Communal Efforts As A Key To Healing
On Thursday of last week, a day after The MacArthur Foundation publicly announced the award, Gonzalez did what she’s been doing year in, year out: singing, performing with musicians, and telling stories about what it means to be an artivista.
She did so with an audience of about 50 people, mostly community college students, gathered around tables in a ballroom at Pierce College in L.A.’s San Fernando Valley.
Gonzalez walked off stage, satisfied with the performance.
“I feel good, I feel really happy, we shared some new things and it was a lot of fun,” she said.
In addition to singing and talking about what it is to be an artivista, she danced on a wood platform made popular by African-descended Mexicans centuries ago in Veracruz. She closed the show with a song from an October 28 performance at L.A.’s REDCAT, that takes on incarceration and racist urban development.
Students in the audience talked about their working class, Spanish-speaking roots, and how Gonzalez’s stories and singing about those kinds of families and their struggles empowered them.
“I think I cried like three times,” said third year Pierce College student Preston Reyes after the show.
“I grew up very musically and artistically inclined.
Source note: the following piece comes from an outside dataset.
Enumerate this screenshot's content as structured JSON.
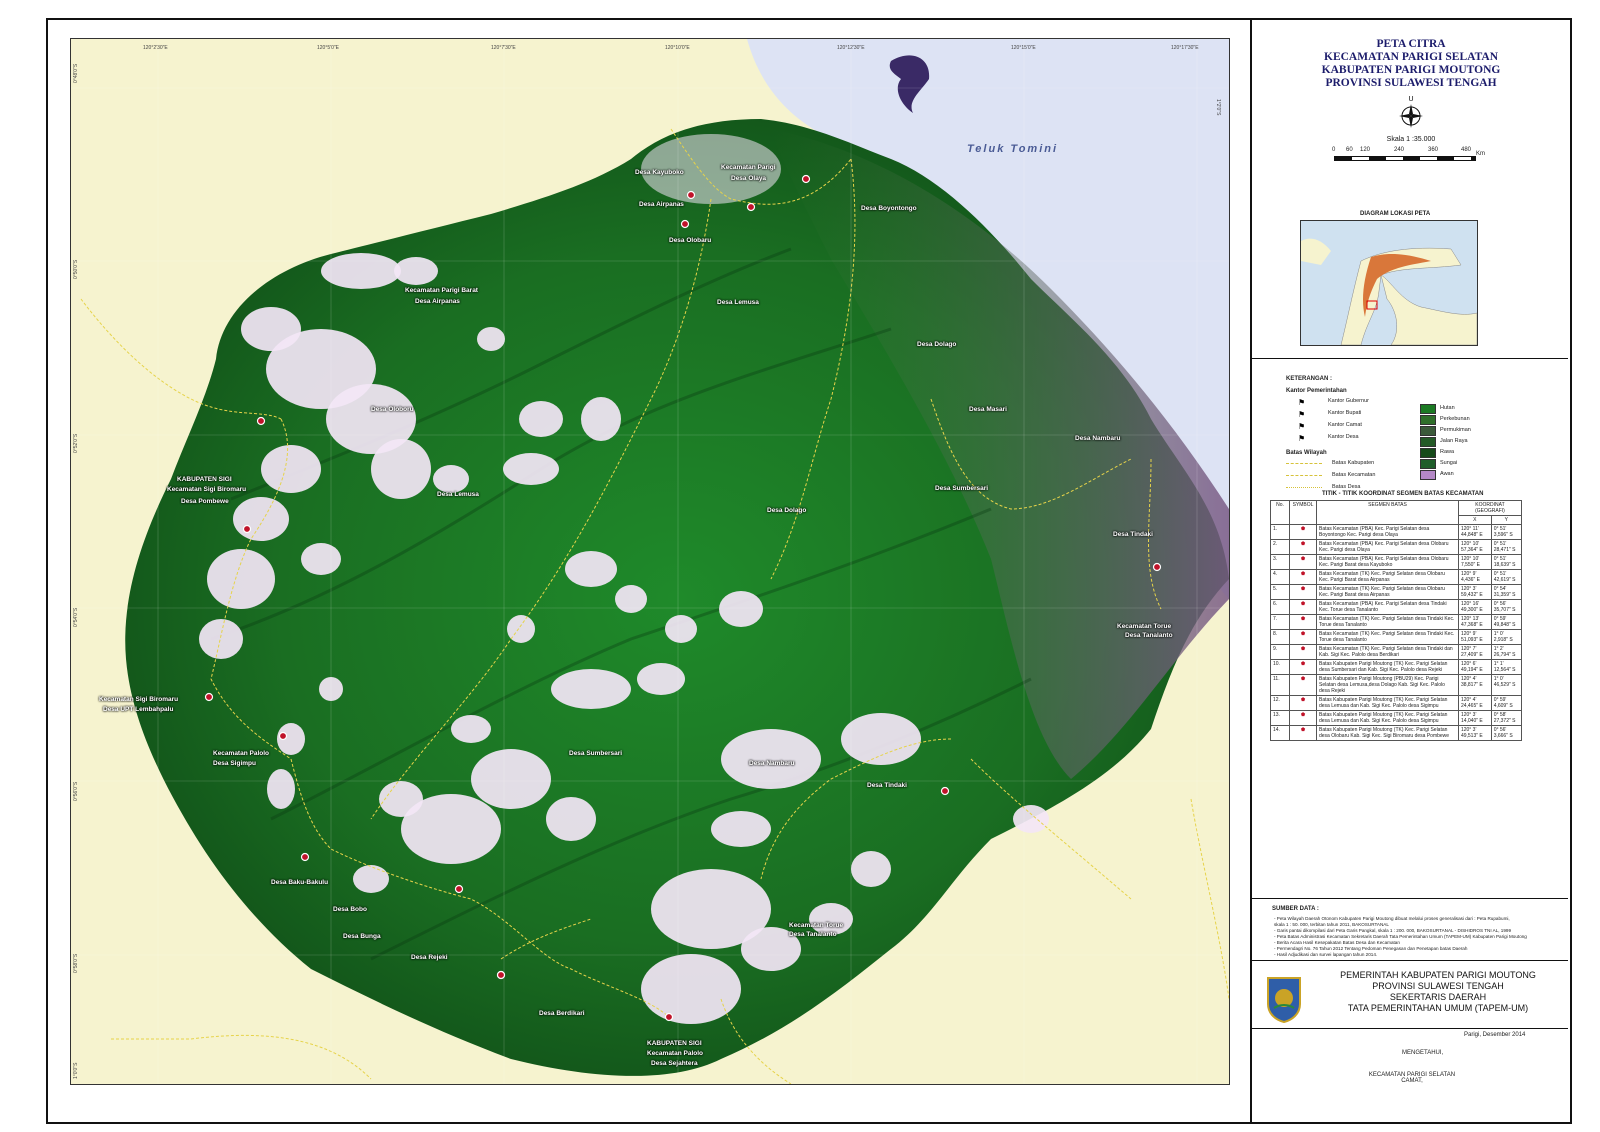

I grew up writing stories and doing piano lessons, taking vocal lessons,” she said. But as she got older, her parents persuaded her to drop those interests.
“I had to be good at things that would benefit me and my family. And art just wasn't it.”
Gonzalez told the audience she’s a proud Chicana feminist, PhD, college professor, and mother. And that served for some students as a strong response to negative racial and ethnic labels many of these students have heard in their lives.
“She's definitely helped me gain a new perspective of my background and where I really come from,” said Guadalupe Aldana, a third year student majoring in Chicano studies. After years of wondering whether to identify as Mexican or Mexican American, Aldana says she’s now embraced calling herself Mexican and Chicana.